Этого было недостаточно для Преслера, который хотел видеть сына обязательно свободным, но ксендз в конце прибавил:
– Запомни, что этого твоего ребёнка Бог назначил, может быть, чтобы грехи отцовские искупил, он молод, многие постарше него, послабее, более заслуженные. Бог наносит тебе тяжёлую рану, но от его руки её нужно принять, так как и вины тоже великие были.
Он утешал его как только умел, но чем же являются слова рядом с такой болью, которую только дело может разрушить, а время ослабить.
Преслер вышел с иной только грустью, с изменённым страданием, отягчённый бременем, на которое ему недоставало сил.
Снова, после долгих переходов в разных направлениях, он оказался, когда ему развязали глаза, перед дверью своего жилища.
Вошёл он, грустный, на лестницу и в квартиру, в которой осталась только Кахна, сидящая на полу и заливающаяся слезами. Она бросилась к нему с рассказом, что пару часов назад полиция влетела в дом, что всё перетрясли, что в кровате Рози нашли какие-то бумаги и её забрали в тюрьму.
Мы добавляем сюда, что через неделю после этого неожиданно умер адъютант губернатора, князь Шкурин.

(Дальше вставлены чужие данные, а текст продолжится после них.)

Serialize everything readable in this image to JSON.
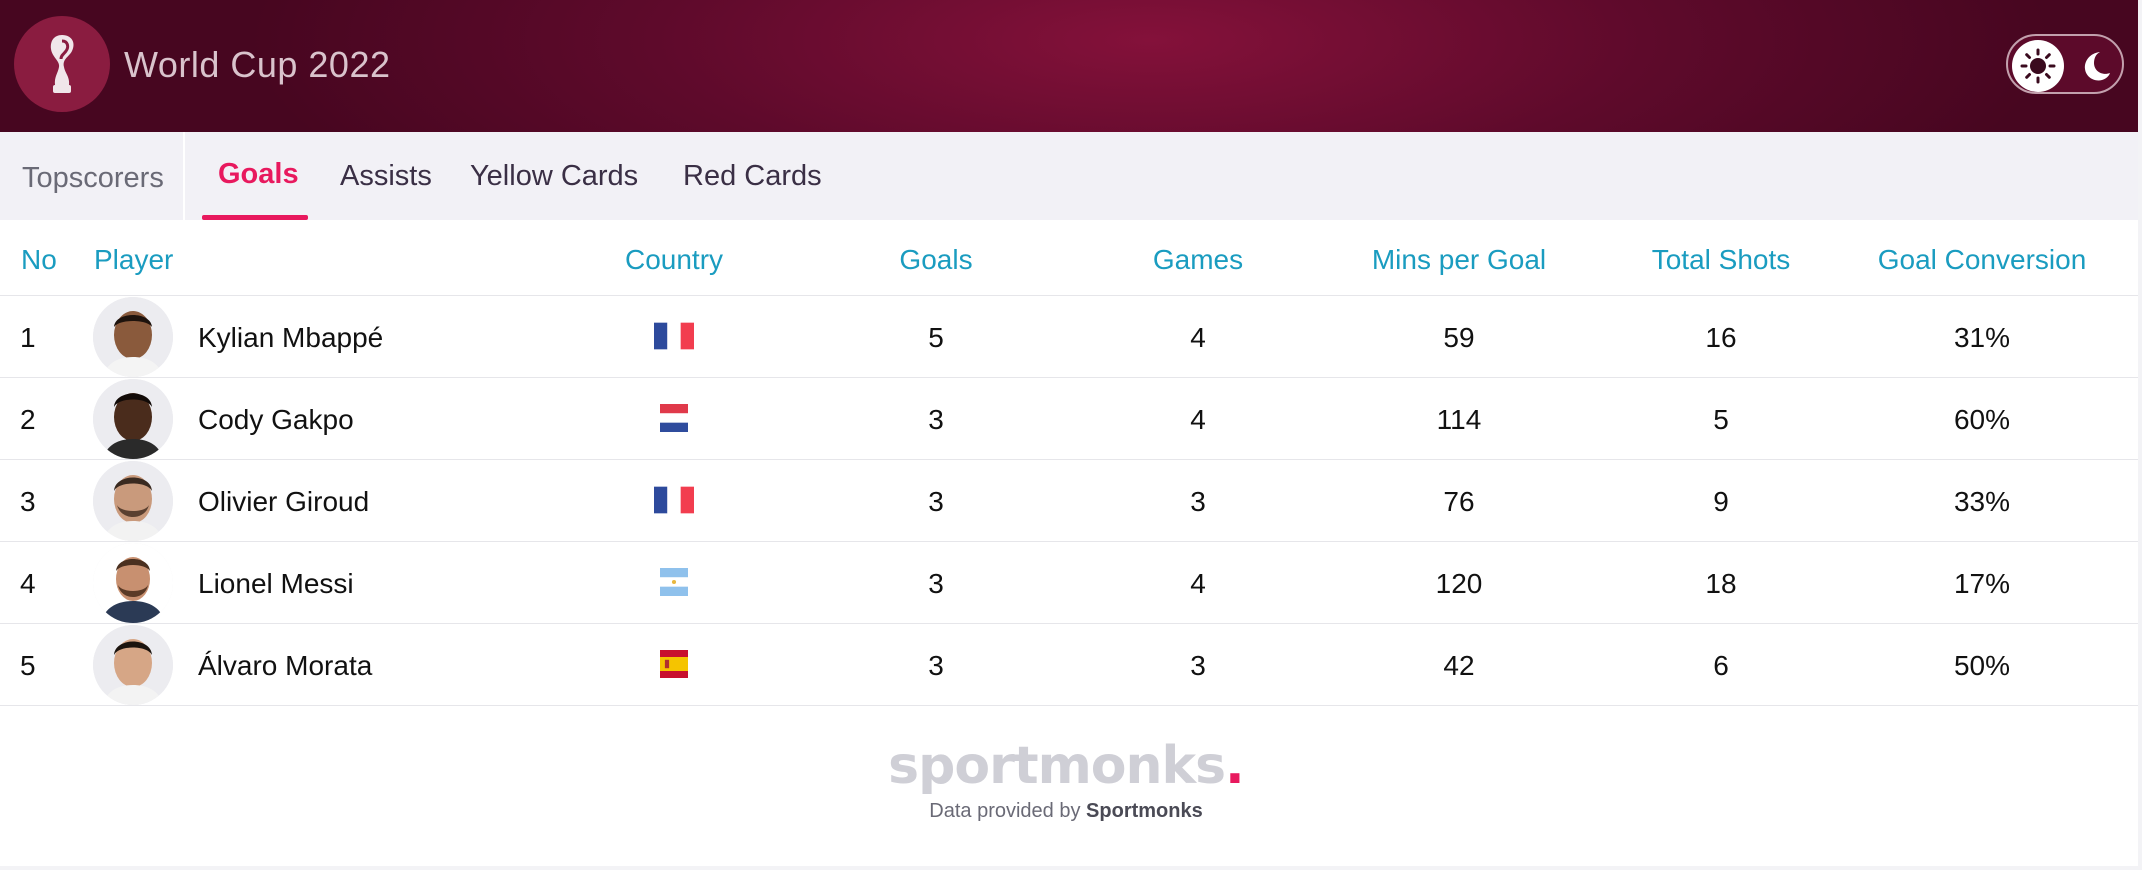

Причина его смерти была таинственной, неисследованной, говорили об апоплексиии. О судьбе Рози ни отец, ни Казьмеж никогда узнать не смогли. В тюрьмах нигде её имени в списках не было. Пропала без вести.

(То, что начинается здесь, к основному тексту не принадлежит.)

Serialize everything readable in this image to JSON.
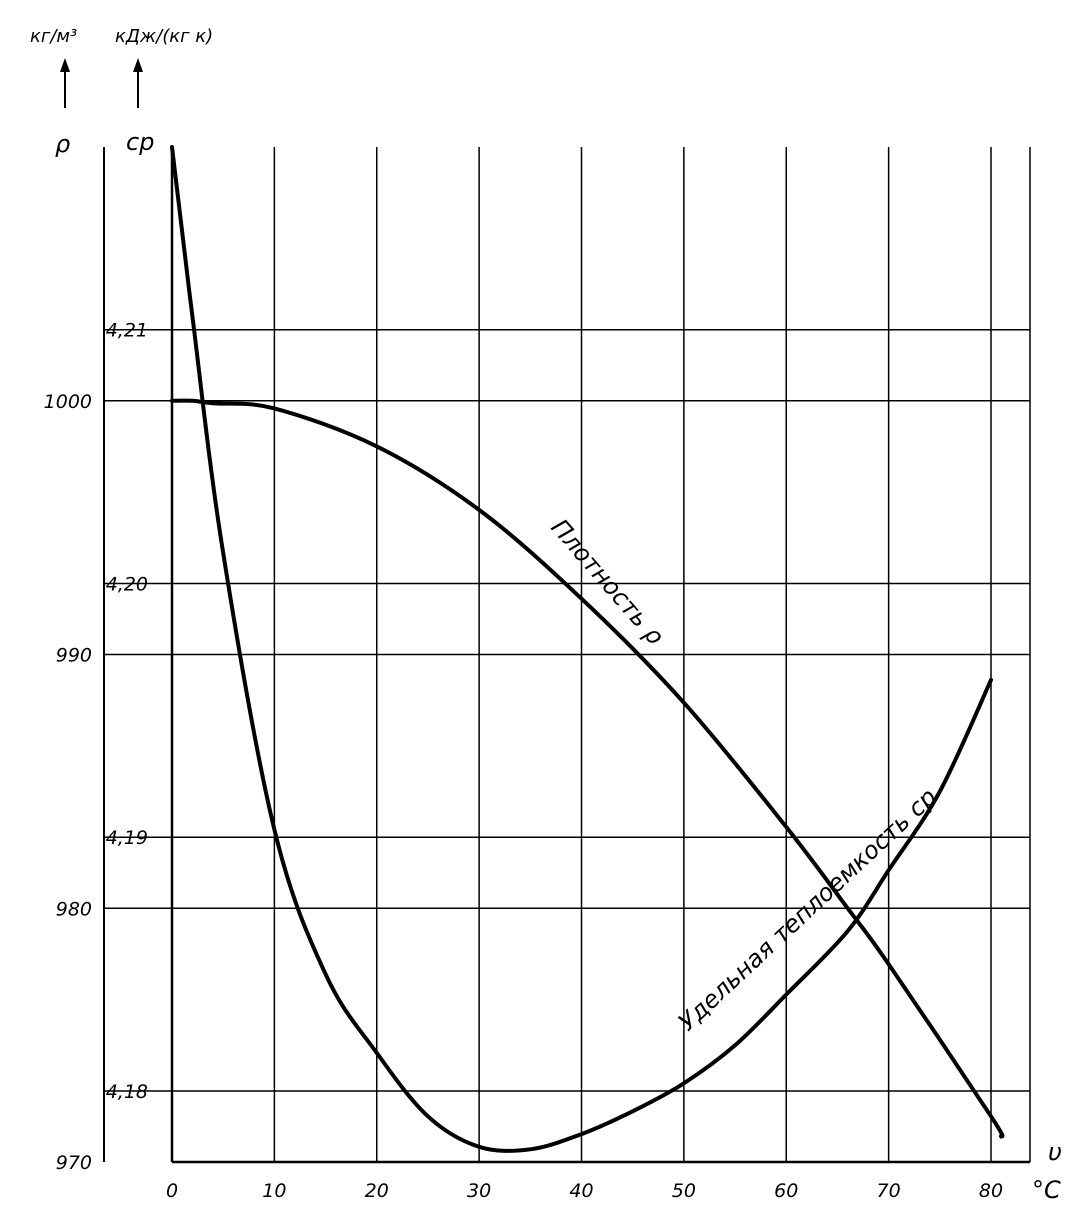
{
  "chart_data": {
    "type": "line",
    "xlabel": "υ",
    "x_unit": "°C",
    "x_ticks": [
      0,
      10,
      20,
      30,
      40,
      50,
      60,
      70,
      80
    ],
    "x_tick_labels": [
      "0",
      "10",
      "20",
      "30",
      "40",
      "50",
      "60",
      "70",
      "80"
    ],
    "xlim": [
      0,
      80
    ],
    "grid": true,
    "axes": {
      "rho": {
        "symbol": "ρ",
        "unit": "кг/м³",
        "range": [
          970,
          1010
        ],
        "ticks": [
          970,
          980,
          990,
          1000
        ],
        "tick_labels": [
          "970",
          "980",
          "990",
          "1000"
        ]
      },
      "cp": {
        "symbol": "cp",
        "unit": "кДж/(кг к)",
        "range": [
          4.1772,
          4.2172
        ],
        "ticks": [
          4.18,
          4.19,
          4.2,
          4.21
        ],
        "tick_labels": [
          "4,18",
          "4,19",
          "4,20",
          "4,21"
        ]
      }
    },
    "series": [
      {
        "name": "Плотность ρ",
        "axis": "rho",
        "x": [
          0,
          2,
          4,
          10,
          20,
          30,
          40,
          50,
          60,
          66,
          70,
          80,
          81
        ],
        "values": [
          1000,
          1000,
          999.9,
          999.7,
          998.2,
          995.7,
          992.2,
          988.1,
          983.2,
          980.0,
          977.8,
          971.8,
          971.0
        ]
      },
      {
        "name": "Удельная теплоемкость cp",
        "axis": "cp",
        "x": [
          0,
          2,
          5,
          10,
          15,
          20,
          25,
          30,
          35,
          40,
          45,
          50,
          55,
          60,
          66,
          70,
          75,
          80
        ],
        "values": [
          4.2172,
          4.2105,
          4.2012,
          4.1903,
          4.1846,
          4.1815,
          4.179,
          4.1778,
          4.1777,
          4.1783,
          4.1792,
          4.1803,
          4.1818,
          4.1838,
          4.1863,
          4.1887,
          4.1918,
          4.1962
        ]
      }
    ]
  }
}
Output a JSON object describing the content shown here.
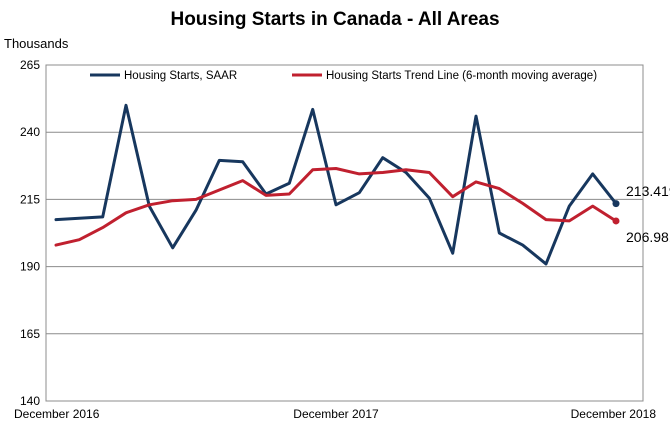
{
  "chart_data": {
    "type": "line",
    "title": "Housing Starts in Canada - All Areas",
    "ylabel": "Thousands",
    "xlabel": "",
    "ylim": [
      140,
      265
    ],
    "yticks": [
      140,
      165,
      190,
      215,
      240,
      265
    ],
    "x_tick_labels": [
      {
        "index": 0,
        "label": "December 2016"
      },
      {
        "index": 12,
        "label": "December 2017"
      },
      {
        "index": 24,
        "label": "December 2018"
      }
    ],
    "grid": true,
    "legend_placement": "top",
    "series": [
      {
        "name": "Housing Starts, SAAR",
        "color": "#17375e",
        "values": [
          207.5,
          208.0,
          208.5,
          250.0,
          212.5,
          197.0,
          211.0,
          229.5,
          229.0,
          217.0,
          221.0,
          248.5,
          213.0,
          217.5,
          230.5,
          225.0,
          215.5,
          195.0,
          246.0,
          202.5,
          198.0,
          191.0,
          212.5,
          224.5,
          213.419
        ],
        "end_label": "213.419"
      },
      {
        "name": "Housing Starts Trend Line (6-month moving average)",
        "color": "#c0202f",
        "values": [
          198.0,
          200.0,
          204.5,
          210.0,
          213.0,
          214.5,
          215.0,
          218.5,
          222.0,
          216.5,
          217.0,
          226.0,
          226.5,
          224.5,
          225.0,
          226.0,
          225.0,
          216.0,
          221.5,
          219.0,
          213.5,
          207.5,
          207.0,
          212.5,
          206.981
        ],
        "end_label": "206.981"
      }
    ]
  }
}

* * *Для самой сильной боли людское сострадание есть бальзамом Самаритянина, если оно ран не лечит, то по крайней мере успокаивает страдание, а время, этот мастер лекарей, постепенно затягивает шрамы.
Бедная мать Юлиана, поднятая милосердной рукой женщины, сын которой так же дышал тюремным воздухом, нашла у неё крышу, милосердие и заботливую опеку над собой. Ухудшилось, правда, её здоровье, но болезнь тела не дала превозмочь боли души. Когда, спустя несколько дней после переселения, она поднялась с кровати и, немного придя в сознание, начала спрашивать о своих, должны были ей, выделяя понемногу, в конце концов, выложить всю правду.

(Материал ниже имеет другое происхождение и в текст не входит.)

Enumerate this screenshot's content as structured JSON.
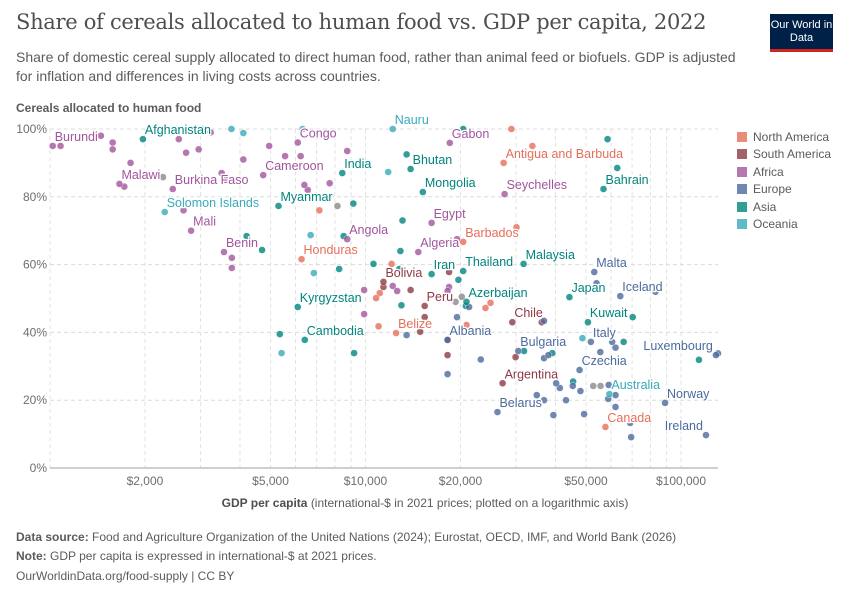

Проведала бедная, что Юлиан был осуждён к арестанским ротам в Сибири, что о судьбе мужа никто не знал, а дочка бесследно пропала, похищена полицейскими прислужниками. Тяжёлые это были удары, Преслерова, оплакав своё сиротство, несчастную долю дочери и даже мужа, хоть на него падала вина всех этих происшествий, привязалась тем сильней к сыну, и решила сопровождать его в ссылке.
Та мысль, что она будет с ним, что облегчит ему словом печальную долю, что поднимет его кандалы, немного восстановило её здоровье. Она знала, что через несколько дней Юлиана выведут с другими узниками, следовательно, нужно подняться, нужно было вернуть силы, чтобы предпринять этот жалобный поход, управляемый кнутами казаков и издевательствами распоясанной толпы.
Во всём поведении Москвы с виновными и невинными нет самого малейшего следа, что девятью веками ранее этот народ был омыт крещением. Его знаком всегда есть языческая дикость, какой уже нигде не найдёшь на свете. Даже те народы, которые ещё не положили креста на грудь, смягчились одним столкновением с христианством. Одна Москва, хоть будто бы христианская, и хоть на вид благочестивая, сохранила в целости старый татарский обычай и звериное милосердие.